As a white South African, I know how negative perceptions of a place and its people are perpetuated through media stereotypes; how often do the hitmen and warlords and drug dealers and psychotics and gangsters in Hollywood movies and video games and tv shows speak with Serbian (or South African) accents? Often, that’s how often. I’m attuned to this vilification. There are reasons for it of course (admittedly some of which stem from what the country once was.) More than history, though, the fact is that Serbs have very little power or voice in the real world, and more importantly, they don’t have the financial clout to force or even influence a change. (when was the last time you saw a Chinese movie villain?) The truth is that media messages and perceptions have almost zero relation to the country and its people in the real world of 2018.
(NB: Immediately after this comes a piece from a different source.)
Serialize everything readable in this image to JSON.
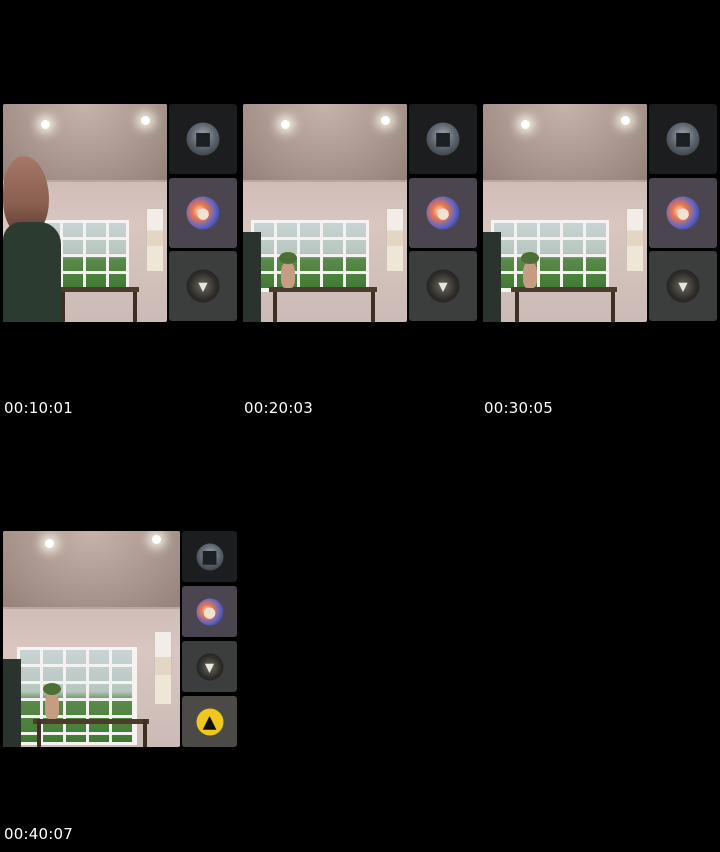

But there’s a plan to change this. Six months ago, I was invited to join Prime Minister Brnabic‘s cabinet at the request of the Prime Minister herself, to work with my incredibly talented colleague Ana Ilic, her senior advisor on Creative & Digital Industries. We were challenged with putting in place interventions that might begin shifting the needle on Serbia’s soft power and global reputation, using Serbia’s Creative and Digital Industries as our platform and tool. We called it: Creative Serbia.
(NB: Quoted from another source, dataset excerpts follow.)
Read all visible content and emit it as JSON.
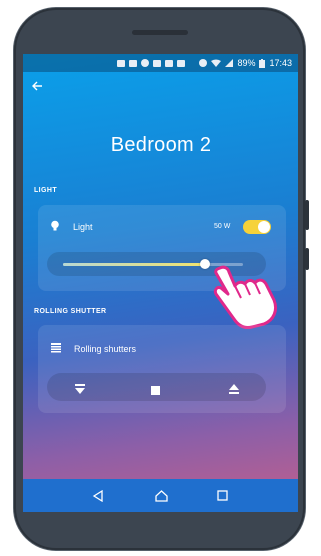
{
  "status_bar": {
    "battery": "89%",
    "time": "17:43"
  },
  "room": {
    "title": "Bedroom 2"
  },
  "light_section": {
    "label": "LIGHT",
    "device_name": "Light",
    "power": "50 W",
    "toggle_on": true,
    "brightness_fraction": 0.79
  },
  "shutter_section": {
    "label": "ROLLING SHUTTER",
    "device_name": "Rolling shutters"
  },
  "colors": {
    "accent_toggle": "#f6d23a",
    "hand_outline": "#e0288b",
    "navbar": "#1f6fce"
  },
  "icons": {
    "back": "arrow-left-icon",
    "light": "bulb-icon",
    "shutter": "shutter-icon",
    "down": "shutter-down-icon",
    "stop": "stop-icon",
    "up": "shutter-up-icon",
    "nav_back": "nav-back-icon",
    "nav_home": "nav-home-icon",
    "nav_recent": "nav-recents-icon"
  }
}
The Creative Industries are already a significant contributor to the Serbian economy, employing over 100,000 Serbians, almost 70% of whom are 25-44 years old, and many of whom are women. Serbian creatives design furniture and software, fashion and music, gastronomy and film, VR and AR, theatre and dance and fine art and video games at an internationally competitive standard. Correctly supported, these creatives offer opportunities: to create even more jobs, to boost small businesses, promote tourism, improve our soft power standing, limit brain drain from the country, and influence how the country is perceived at home and abroad. Our project, now rolling out under the Creative Serbia banner, is to strategically and methodically focus conversations around Serbian creativity, innovation, ingenuity and resilience across a range of global, regional and domestic platforms. By placing Serbian inventiveness and playfulness front and centre, we will slowly change the narrative around what Serbia is and what it stands for.
So one day, when I ask: What do you know of Serbia?, I hope your answers will be entirely different.